Black Feminism, Tyler Perry Style

Why Ntozake Shange's feminist message of gender equality, reproductive justice and sexual liberation has been seriously compromised in the hands of the hit filmmaker.

 
Janet Jackson in For Colored Girls (Quantrell Colbert)

 

But even more violently, under Perry's disapproving directorial eye, Nyla is punished for her sexual curiosity. Her beautiful story of sexual awakening becomes merged with the original Lady in Blue's tale of a pre-Roe v. Wade back-alley abortion. The end result is a moralizing sermon against black women's promiscuity and sexual agency, and more subtly against choice itself.

All the pain, without black feminist pleasure.

One has to wonder what For Colored Girls would have looked like if directed by the African-American filmmaker Nzingha Stewart, who wrote the original screenplay, to which Perry later bought the rights. As her sleek black-and-white video for Bilal's "Soul Sista" and her thoughtful short film South Central indicate, Stewart had not only the chops to take on Shange's gravitas but also her graceful rhythms and visual sensuality.

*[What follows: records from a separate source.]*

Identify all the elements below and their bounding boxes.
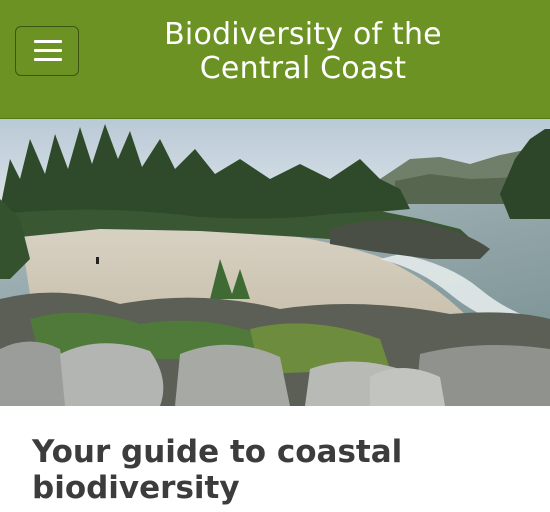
page-heading: Your guide to coastal biodiversity xyxy=(32,434,403,506)
hero-image xyxy=(0,119,550,406)
site-title: Biodiversity of the Central Coast xyxy=(118,18,488,86)
site-header: Biodiversity of the Central Coast xyxy=(0,0,550,119)
coastal-landscape-photo xyxy=(0,119,550,406)
site-title-line-1: Biodiversity of the xyxy=(164,17,442,52)
site-title-line-2: Central Coast xyxy=(199,51,407,86)
menu-button[interactable] xyxy=(15,26,79,76)
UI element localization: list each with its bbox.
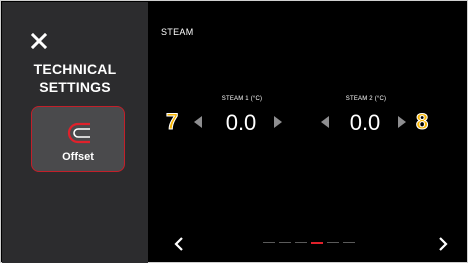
page-title: STEAM [161, 27, 194, 37]
page-dot [295, 242, 307, 243]
callout-7: 7 [165, 109, 179, 135]
screen-frame: TECHNICAL SETTINGS Offset STEAM STEAM 1 … [0, 0, 468, 263]
callout-8: 8 [415, 109, 429, 135]
steam2-label: STEAM 2 (°C) [345, 96, 387, 102]
steam2-value: 0.0 [349, 110, 381, 135]
next-page-button[interactable] [435, 235, 451, 253]
steam1-value: 0.0 [225, 110, 257, 135]
offset-icon [67, 122, 90, 144]
page-dot [279, 242, 291, 243]
page-dot [311, 241, 323, 244]
offset-button[interactable]: Offset [31, 106, 125, 172]
page-dot [343, 242, 355, 243]
close-button[interactable] [26, 28, 52, 54]
steam1-increase-button[interactable] [274, 116, 282, 128]
previous-page-button[interactable] [171, 235, 187, 253]
page-dot [263, 242, 275, 243]
sidebar: TECHNICAL SETTINGS Offset [2, 2, 148, 263]
page-indicator [263, 241, 355, 244]
offset-button-label: Offset [62, 151, 94, 163]
steam1-decrease-button[interactable] [194, 116, 202, 128]
steam2-decrease-button[interactable] [321, 116, 329, 128]
sidebar-title: TECHNICAL SETTINGS [2, 60, 148, 96]
page-dot [327, 242, 339, 243]
sidebar-title-line1: TECHNICAL [33, 61, 117, 77]
sidebar-title-line2: SETTINGS [39, 79, 111, 95]
steam2-increase-button[interactable] [398, 116, 406, 128]
steam1-label: STEAM 1 (°C) [221, 96, 263, 102]
close-icon [31, 33, 47, 49]
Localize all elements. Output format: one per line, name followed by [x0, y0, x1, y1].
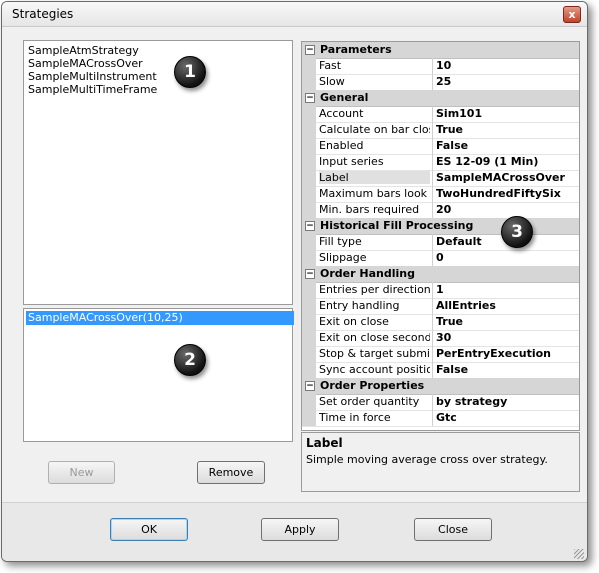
- close-window-button[interactable]: x: [563, 6, 581, 23]
- collapse-icon[interactable]: −: [305, 269, 315, 279]
- strategy-list[interactable]: SampleAtmStrategy SampleMACrossOver Samp…: [23, 40, 293, 305]
- property-value[interactable]: False: [436, 139, 468, 152]
- property-grid[interactable]: − Parameters Fast 10 Slow 25 − General A…: [301, 41, 580, 431]
- resize-grip[interactable]: [574, 549, 584, 559]
- property-row[interactable]: Entries per direction 1: [302, 282, 579, 299]
- property-description: Label Simple moving average cross over s…: [301, 432, 580, 492]
- property-row-selected[interactable]: Label SampleMACrossOver: [302, 170, 579, 187]
- property-value[interactable]: True: [436, 315, 463, 328]
- property-value[interactable]: Sim101: [436, 107, 482, 120]
- property-row[interactable]: Slippage 0: [302, 250, 579, 267]
- property-row[interactable]: Fast 10: [302, 58, 579, 75]
- close-icon: x: [568, 8, 576, 21]
- collapse-icon[interactable]: −: [305, 221, 315, 231]
- property-value[interactable]: 30: [436, 331, 451, 344]
- active-strategy-item[interactable]: SampleMACrossOver(10,25): [26, 311, 294, 325]
- collapse-icon[interactable]: −: [305, 93, 315, 103]
- category-general[interactable]: − General: [302, 90, 579, 107]
- property-name: Exit on close seconds: [319, 331, 430, 344]
- property-name: Fast: [319, 59, 342, 72]
- property-row[interactable]: Set order quantity by strategy: [302, 394, 579, 411]
- close-button[interactable]: Close: [414, 518, 492, 541]
- property-row[interactable]: Exit on close seconds 30: [302, 330, 579, 347]
- description-text: Simple moving average cross over strateg…: [306, 453, 548, 466]
- property-value[interactable]: AllEntries: [436, 299, 496, 312]
- new-button[interactable]: New: [48, 461, 115, 484]
- category-order-handling[interactable]: − Order Handling: [302, 266, 579, 283]
- property-row[interactable]: Stop & target submission PerEntryExecuti…: [302, 346, 579, 363]
- property-name: Entry handling: [319, 299, 400, 312]
- apply-button[interactable]: Apply: [261, 518, 339, 541]
- category-parameters[interactable]: − Parameters: [302, 42, 579, 59]
- property-row[interactable]: Entry handling AllEntries: [302, 298, 579, 315]
- property-value[interactable]: TwoHundredFiftySix: [436, 187, 561, 200]
- category-order-properties[interactable]: − Order Properties: [302, 378, 579, 395]
- property-value[interactable]: SampleMACrossOver: [436, 171, 565, 184]
- strategy-list-item[interactable]: SampleAtmStrategy: [28, 44, 139, 57]
- property-row[interactable]: Maximum bars look back TwoHundredFiftySi…: [302, 186, 579, 203]
- property-value[interactable]: 10: [436, 59, 451, 72]
- callout-badge-1: 1: [174, 56, 206, 88]
- property-value[interactable]: 1: [436, 283, 444, 296]
- collapse-icon[interactable]: −: [305, 381, 315, 391]
- property-name: Sync account position: [319, 363, 430, 376]
- property-name: Enabled: [319, 139, 364, 152]
- property-value[interactable]: ES 12-09 (1 Min): [436, 155, 538, 168]
- property-value[interactable]: by strategy: [436, 395, 507, 408]
- strategy-list-item[interactable]: SampleMultiInstrument: [28, 70, 157, 83]
- property-name: Stop & target submission: [319, 347, 430, 360]
- category-label: Historical Fill Processing: [320, 219, 474, 232]
- property-name: Entries per direction: [319, 283, 430, 296]
- property-name: Maximum bars look back: [319, 187, 430, 200]
- property-row[interactable]: Slow 25: [302, 74, 579, 91]
- property-row[interactable]: Time in force Gtc: [302, 410, 579, 427]
- property-row[interactable]: Exit on close True: [302, 314, 579, 331]
- category-label: Order Handling: [320, 267, 415, 280]
- category-historical-fill[interactable]: − Historical Fill Processing: [302, 218, 579, 235]
- property-name: Exit on close: [319, 315, 389, 328]
- property-value[interactable]: PerEntryExecution: [436, 347, 551, 360]
- property-name: Set order quantity: [319, 395, 420, 408]
- callout-badge-3: 3: [501, 216, 533, 248]
- property-value[interactable]: 25: [436, 75, 451, 88]
- property-row[interactable]: Sync account position False: [302, 362, 579, 379]
- property-name: Slippage: [319, 251, 367, 264]
- property-name: Time in force: [319, 411, 391, 424]
- window-title: Strategies: [12, 7, 74, 21]
- strategies-dialog: Strategies x SampleAtmStrategy SampleMAC…: [1, 1, 588, 562]
- property-name: Label: [319, 171, 430, 184]
- active-strategy-list[interactable]: SampleMACrossOver(10,25) 2: [23, 308, 294, 442]
- property-value[interactable]: 20: [436, 203, 451, 216]
- property-row[interactable]: Enabled False: [302, 138, 579, 155]
- property-value[interactable]: Gtc: [436, 411, 457, 424]
- callout-badge-2: 2: [174, 344, 206, 376]
- remove-button[interactable]: Remove: [197, 461, 265, 484]
- strategy-list-item[interactable]: SampleMACrossOver: [28, 57, 143, 70]
- property-row[interactable]: Min. bars required 20: [302, 202, 579, 219]
- property-value[interactable]: Default: [436, 235, 482, 248]
- property-row[interactable]: Fill type Default: [302, 234, 579, 251]
- property-name: Slow: [319, 75, 345, 88]
- category-label: Order Properties: [320, 379, 425, 392]
- property-name: Account: [319, 107, 364, 120]
- ok-button[interactable]: OK: [110, 518, 188, 541]
- property-row[interactable]: Calculate on bar close True: [302, 122, 579, 139]
- property-name: Input series: [319, 155, 384, 168]
- property-value[interactable]: True: [436, 123, 463, 136]
- category-label: General: [320, 91, 369, 104]
- property-name: Min. bars required: [319, 203, 420, 216]
- title-bar[interactable]: Strategies x: [2, 2, 587, 27]
- property-name: Fill type: [319, 235, 362, 248]
- collapse-icon[interactable]: −: [305, 45, 315, 55]
- category-label: Parameters: [320, 43, 392, 56]
- description-title: Label: [306, 436, 343, 450]
- property-value[interactable]: False: [436, 363, 468, 376]
- dialog-footer: OK Apply Close: [2, 502, 587, 561]
- property-row[interactable]: Account Sim101: [302, 106, 579, 123]
- property-row[interactable]: Input series ES 12-09 (1 Min): [302, 154, 579, 171]
- property-value[interactable]: 0: [436, 251, 444, 264]
- property-name: Calculate on bar close: [319, 123, 430, 136]
- strategy-list-item[interactable]: SampleMultiTimeFrame: [28, 83, 157, 96]
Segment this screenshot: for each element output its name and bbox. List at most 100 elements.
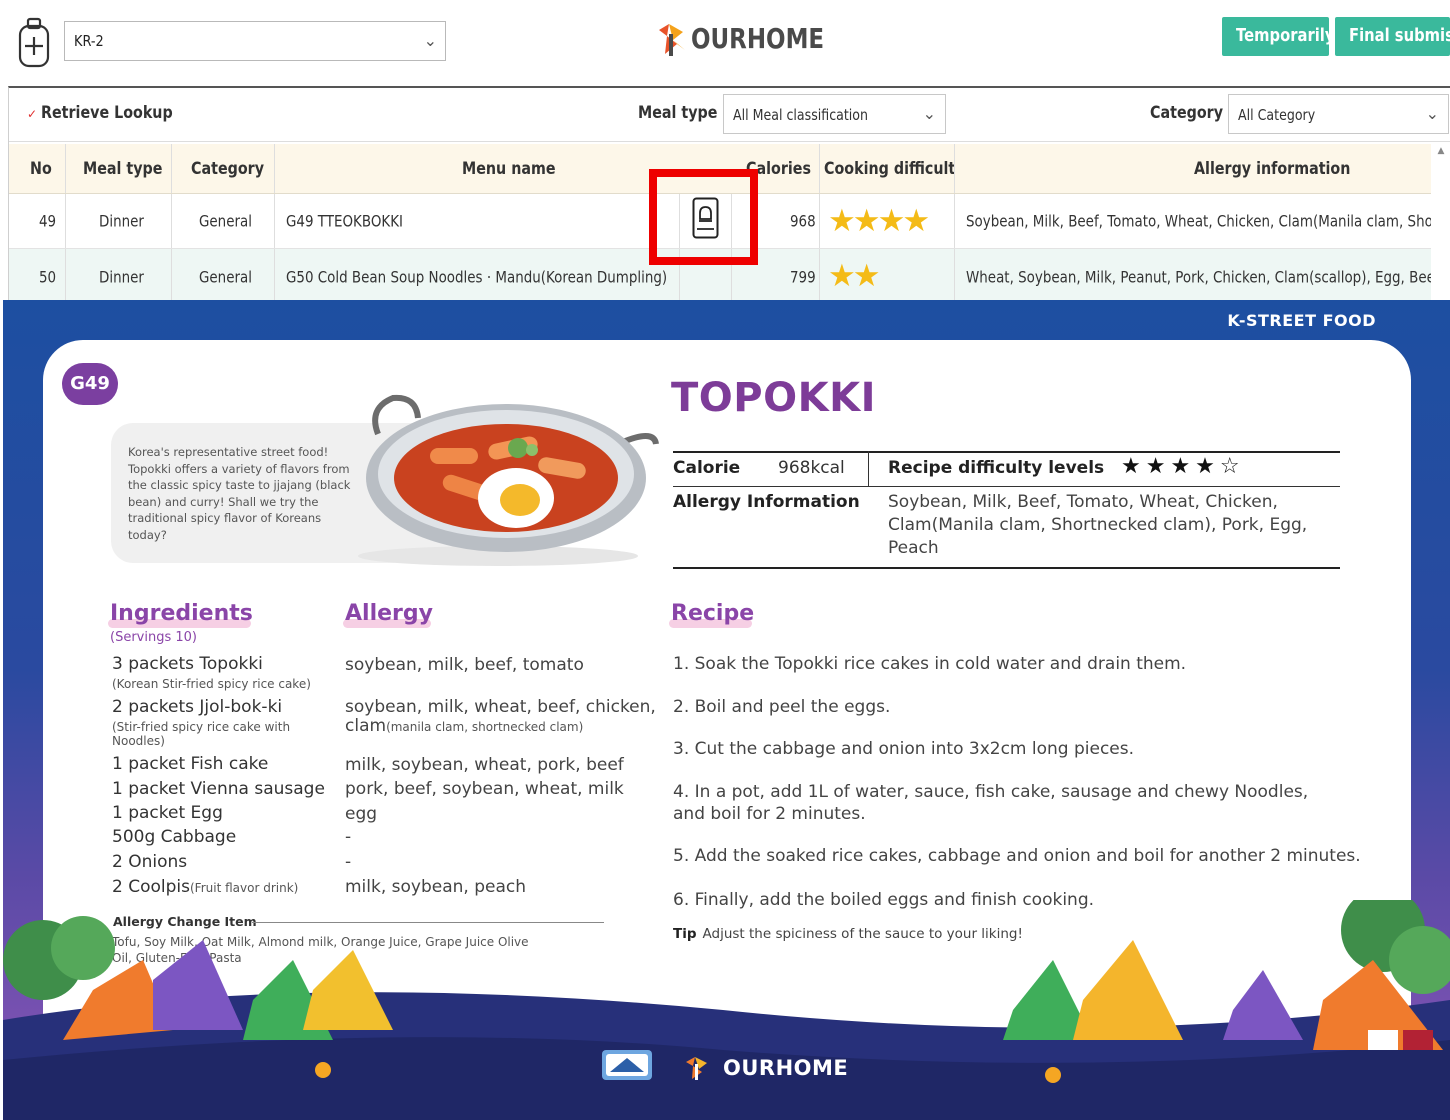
ingredient-item: 1 packet Egg — [112, 803, 223, 823]
cell-difficulty: ★★★★ — [820, 194, 955, 248]
partner-logo — [602, 1050, 652, 1080]
cell-allergy: Wheat, Soybean, Milk, Peanut, Pork, Chic… — [955, 249, 1431, 300]
info-rule — [673, 451, 1340, 453]
info-rule — [673, 486, 1340, 487]
recipe-step: 2. Boil and peel the eggs. — [673, 697, 891, 717]
ingredient-allergy: milk, soybean, peach — [345, 877, 527, 897]
ingredient-note: (Fruit flavor drink) — [190, 881, 299, 895]
header-cooking-difficulty[interactable]: Cooking difficulty — [820, 144, 955, 193]
lookup-title: ✓ Retrieve Lookup — [27, 103, 198, 123]
row-no: 50 — [39, 267, 57, 286]
highlight-box — [649, 169, 758, 265]
info-rule — [673, 567, 1340, 569]
allergy-heading-text: Allergy — [345, 601, 433, 626]
temporarily-save-label: Temporarily sa — [1236, 25, 1329, 46]
ingredient-allergy: soybean, milk, wheat, beef, chicken, — [345, 697, 656, 717]
tablet-plus-icon[interactable] — [17, 16, 51, 68]
flyer-kicker: K-STREET FOOD — [1227, 311, 1376, 330]
ingredients-heading-text: Ingredients — [110, 601, 253, 626]
cell-category: General — [172, 249, 275, 300]
header-no-text: No — [30, 158, 52, 179]
cell-meal-type: Dinner — [66, 249, 172, 300]
intro-text: Korea's representative street food! Topo… — [128, 445, 351, 542]
scrollbar-up-arrow[interactable]: ▲ — [1434, 146, 1448, 166]
header-meal-type-text: Meal type — [83, 158, 163, 179]
ingredient-item: 500g Cabbage — [112, 827, 237, 847]
cell-category: General — [172, 194, 275, 248]
cell-no: 49 — [9, 194, 66, 248]
category-label: Category — [1150, 103, 1224, 123]
menu-code-badge: G49 — [62, 363, 118, 405]
ourhome-mark-icon — [686, 1057, 707, 1080]
difficulty-stars: ★★★★ — [828, 203, 930, 239]
recipe-heading-text: Recipe — [671, 601, 755, 626]
ingredient-allergy: - — [345, 827, 352, 847]
final-submit-label: Final submis — [1349, 25, 1450, 46]
header-category[interactable]: Category — [172, 144, 275, 193]
category-select[interactable]: All Category ⌄ — [1228, 94, 1449, 134]
ingredient-allergy: egg — [345, 804, 378, 824]
ingredient-allergy: pork, beef, soybean, wheat, milk — [345, 779, 624, 799]
ingredients-heading: Ingredients — [108, 601, 253, 628]
difficulty-stars: ★★ — [828, 258, 881, 294]
ingredient-allergy: milk, soybean, wheat, pork, beef — [345, 755, 624, 775]
final-submit-button[interactable]: Final submis — [1335, 17, 1450, 56]
cell-meal-type: Dinner — [66, 194, 172, 248]
chevron-down-icon: ⌄ — [922, 104, 936, 123]
cell-difficulty: ★★ — [820, 249, 955, 300]
difficulty-label: Recipe difficulty levels — [888, 458, 1105, 478]
recipe-step: 4. In a pot, add 1L of water, sauce, fis… — [673, 782, 1309, 824]
header-menu-name-text: Menu name — [462, 158, 556, 179]
meal-type-select[interactable]: All Meal classification ⌄ — [723, 94, 946, 134]
row-meal-type: Dinner — [99, 211, 144, 231]
row-menu-name: G49 TTEOKBOKKI — [286, 211, 404, 231]
dish-title: TOPOKKI — [671, 375, 876, 421]
calorie-label: Calorie — [673, 458, 741, 478]
servings-note: (Servings 10) — [110, 630, 197, 645]
ingredient-allergy: clam(manila clam, shortnecked clam) — [345, 716, 583, 736]
row-category: General — [199, 267, 252, 286]
store-select-value: KR-2 — [74, 32, 104, 50]
check-icon: ✓ — [27, 107, 38, 121]
row-no: 49 — [39, 211, 57, 231]
cell-no: 50 — [9, 249, 66, 300]
temporarily-save-button[interactable]: Temporarily sa — [1222, 17, 1329, 56]
ingredient-allergy-extra: clam — [345, 716, 387, 736]
info-divider — [868, 451, 869, 486]
ingredient-item: 2 packets Jjol-bok-ki — [112, 697, 283, 717]
allergy-info-value: Soybean, Milk, Beef, Tomato, Wheat, Chic… — [888, 492, 1308, 558]
row-calories: 799 — [790, 267, 816, 286]
ourhome-mark-icon — [659, 24, 685, 56]
allergy-info-label: Allergy Information — [673, 492, 860, 512]
row-menu-name: G50 Cold Bean Soup Noodles · Mandu(Korea… — [286, 267, 668, 286]
row-allergy: Wheat, Soybean, Milk, Peanut, Pork, Chic… — [966, 267, 1431, 286]
meal-type-value: All Meal classification — [733, 106, 868, 124]
cell-menu-name: G49 TTEOKBOKKI — [275, 194, 680, 248]
ingredient-note: (Stir-fried spicy rice cake with Noodles… — [112, 720, 291, 748]
row-meal-type: Dinner — [99, 267, 144, 286]
ingredient-item: 1 packet Fish cake — [112, 754, 269, 774]
recipe-heading: Recipe — [669, 601, 755, 628]
row-allergy: Soybean, Milk, Beef, Tomato, Wheat, Chic… — [966, 211, 1431, 231]
top-bar: KR-2 ⌄ OURHOME Temporarily sa Final subm… — [0, 0, 1450, 78]
calorie-value: 968kcal — [778, 458, 845, 478]
header-meal-type[interactable]: Meal type — [66, 144, 172, 193]
header-category-text: Category — [191, 158, 265, 179]
ingredient-allergy-note: (manila clam, shortnecked clam) — [386, 720, 584, 734]
header-no[interactable]: No — [9, 144, 66, 193]
chevron-down-icon: ⌄ — [1425, 104, 1439, 123]
header-difficulty-text: Cooking difficulty — [824, 158, 955, 179]
store-select[interactable]: KR-2 ⌄ — [64, 21, 446, 61]
topokki-dish-image — [358, 394, 659, 566]
brand-name: OURHOME — [691, 22, 825, 55]
ingredient-item: 2 Onions — [112, 852, 188, 872]
difficulty-stars: ★★★★☆ — [1121, 454, 1245, 479]
recipe-step: 1. Soak the Topokki rice cakes in cold w… — [673, 654, 1187, 674]
footer-brand-name: OURHOME — [723, 1056, 849, 1080]
ingredient-note: (Korean Stir-fried spicy rice cake) — [112, 677, 311, 691]
row-calories: 968 — [790, 211, 816, 231]
recipe-step: 3. Cut the cabbage and onion into 3x2cm … — [673, 739, 1135, 759]
header-allergy-info[interactable]: Allergy information — [955, 144, 1431, 193]
lookup-filter-row: ✓ Retrieve Lookup Meal type All Meal clas… — [9, 88, 1450, 142]
cell-menu-name: G50 Cold Bean Soup Noodles · Mandu(Korea… — [275, 249, 680, 300]
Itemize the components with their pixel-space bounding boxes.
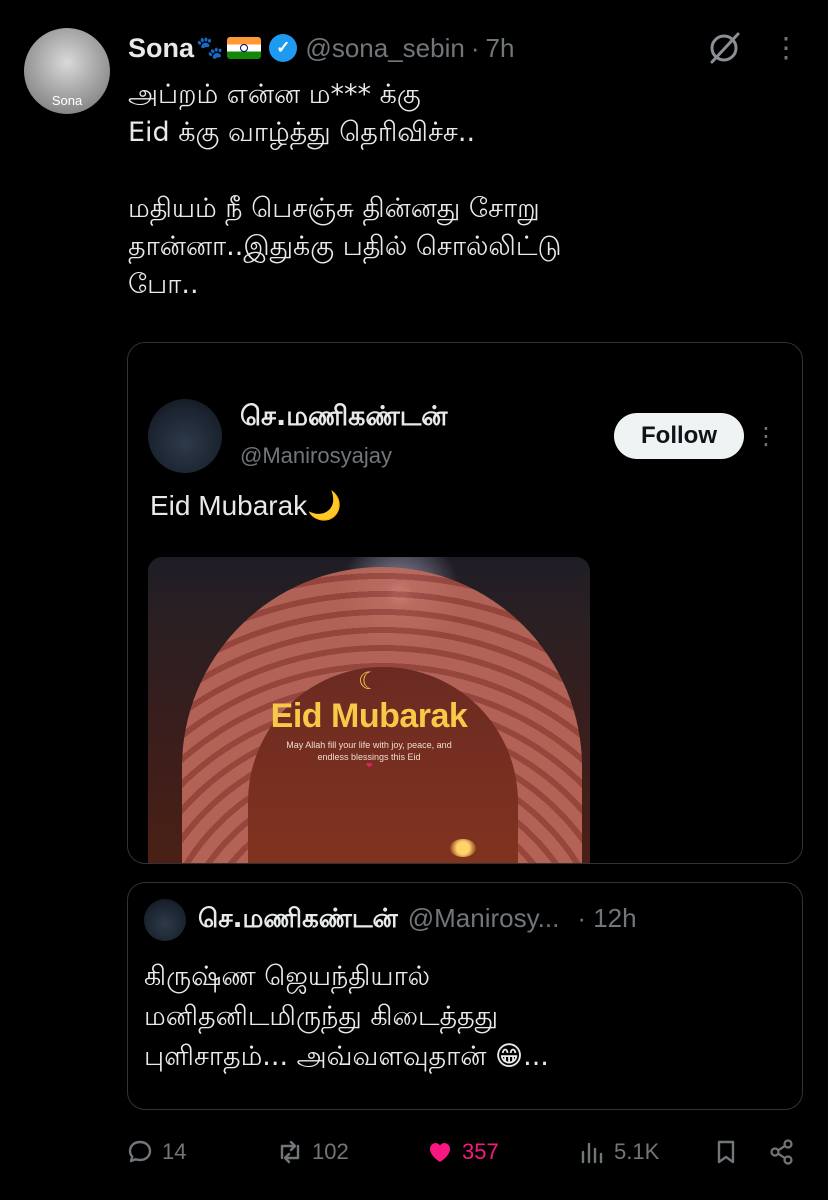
media-subtitle: May Allah fill your life with joy, peace… [286,740,452,762]
more-options-icon[interactable]: ⋮ [772,34,800,62]
repost-button[interactable]: 102 [276,1130,349,1174]
views-button[interactable]: 5.1K [578,1130,659,1174]
bookmark-button[interactable] [712,1130,740,1174]
nested-quote-header: செ.மணிகண்டன் @Manirosy... · 12h [198,903,788,937]
heart-icon [430,1143,450,1162]
nested-author-handle[interactable]: @Manirosy... [408,903,560,934]
repost-count: 102 [312,1139,349,1164]
share-icon [770,1139,793,1165]
bookmark-icon [717,1140,735,1164]
crescent-moon-emoji: 🌙 [307,490,343,521]
author-display-name[interactable]: Sona [128,33,194,64]
repost-icon [280,1140,300,1164]
grok-icon[interactable] [706,30,742,66]
avatar-label: Sona [51,93,83,108]
media-title: Eid Mubarak [270,697,468,735]
action-bar: 14 102 357 5.1K [126,1130,806,1174]
like-button[interactable]: 357 [426,1130,499,1174]
quoted-text-body: Eid Mubarak [150,490,308,521]
quoted-tweet-card[interactable]: செ.மணிகண்டன் @Manirosyajay Follow ⋮ Eid … [127,342,803,864]
reply-count: 14 [162,1139,187,1164]
verified-badge-icon[interactable]: ✓ [269,34,298,62]
lamp-icon [450,839,476,857]
quoted-author-avatar[interactable] [148,399,222,473]
follow-button[interactable]: Follow [614,413,744,459]
tweet-header: Sona 🐾 ✓ @sona_sebin · 7h [128,30,514,66]
paw-emoji: 🐾 [196,35,224,60]
views-icon [581,1142,603,1164]
like-count: 357 [462,1139,499,1164]
tweet: Sona Sona 🐾 ✓ @sona_sebin · 7h ⋮ அப்றம் … [0,0,828,1200]
tweet-time[interactable]: 7h [485,33,514,64]
reply-icon [128,1140,152,1163]
nested-author-name[interactable]: செ.மணிகண்டன் [198,904,398,937]
quoted-media-image[interactable]: ☾ Eid Mubarak May Allah fill your life w… [148,557,590,863]
media-crescent-icon: ☾ [358,667,380,695]
nested-quote-text: கிருஷ்ண ஜெயந்தியால் மனிதனிடமிருந்து கிடை… [144,961,549,1072]
nested-quote-time[interactable]: · 12h [577,903,636,934]
nested-author-avatar[interactable] [144,899,186,941]
india-flag-icon [227,37,262,59]
share-button[interactable] [768,1130,796,1174]
quoted-text: Eid Mubarak🌙 [150,489,342,522]
author-avatar[interactable]: Sona [24,28,110,114]
media-heart-icon: ❤ [366,761,373,770]
separator-dot: · [470,32,480,63]
views-count: 5.1K [614,1139,660,1164]
nested-quoted-tweet[interactable]: செ.மணிகண்டன் @Manirosy... · 12h கிருஷ்ண … [127,882,803,1110]
tweet-text: அப்றம் என்ன ம*** க்கு Eid க்கு வாழ்த்து … [128,79,562,300]
author-handle[interactable]: @sona_sebin [305,33,464,64]
quoted-more-icon[interactable]: ⋮ [754,421,778,451]
quoted-author-name[interactable]: செ.மணிகண்டன் [240,401,447,436]
reply-button[interactable]: 14 [126,1130,186,1174]
quoted-author-handle[interactable]: @Manirosyajay [240,443,392,469]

But the fact remains that, for the most part, black women filmmakers do not have the requisite "money" or "trust" to tell their own stories (or those of other black women writers) in Hollywood.

Ultimately, Perry's For Colored Girls could reach a larger audience than Shange could ever have imagined the stage and page versions reaching. Much like Lee Daniels' award-winning film Precious, Perry's version stands to usurp the original, not just in popularity but also in political message. Because of this, we need to celebrate Perry's ability to pull out the brilliant and magical performances provided by actresses like Loretta Devine, Anika Noni Rose and Phylicia Rashad and revel in his rare commitment to an all-black women's ensemble.

At the same time, we must remain hyper aware that Perry's For Colored Girls does little to dispel the sexual stereotypes and victim blaming of black women in contemporary American politics and popular culture -- especially of those women who have endured sexual assault, domestic violence, infertility and sexual transmitted infections. (Here, I should mention that Perry's new homophobic plot twist -- involving a closeted, bisexual, HIV-positive black man and his ostensibly emasculating wife -- also works against the open and inclusive spirit of Shange's brand of black feminism.)

But in the end, the durability of Shange's play has as much to do with the genius of her prose as it does with the stubbornness of racism and sexism to shape the material conditions of black women's lives. To his credit, Perry used 85 percent of Shange's original poetry in his final script. So even cloaked in his melodramatic conservatism, the potency of her words can't be fully lost.

As hip-hop feminist Joan Morgan, author of When Chickenheads Come Home to Roost, says, "Shange's play will never become dated. Similar to any other great work, the themes of love, friendship, heartbreak, sexism and the negotiation of desire are timeless for black women. Shange, like Shakespeare, doesn't go out of style for a reason."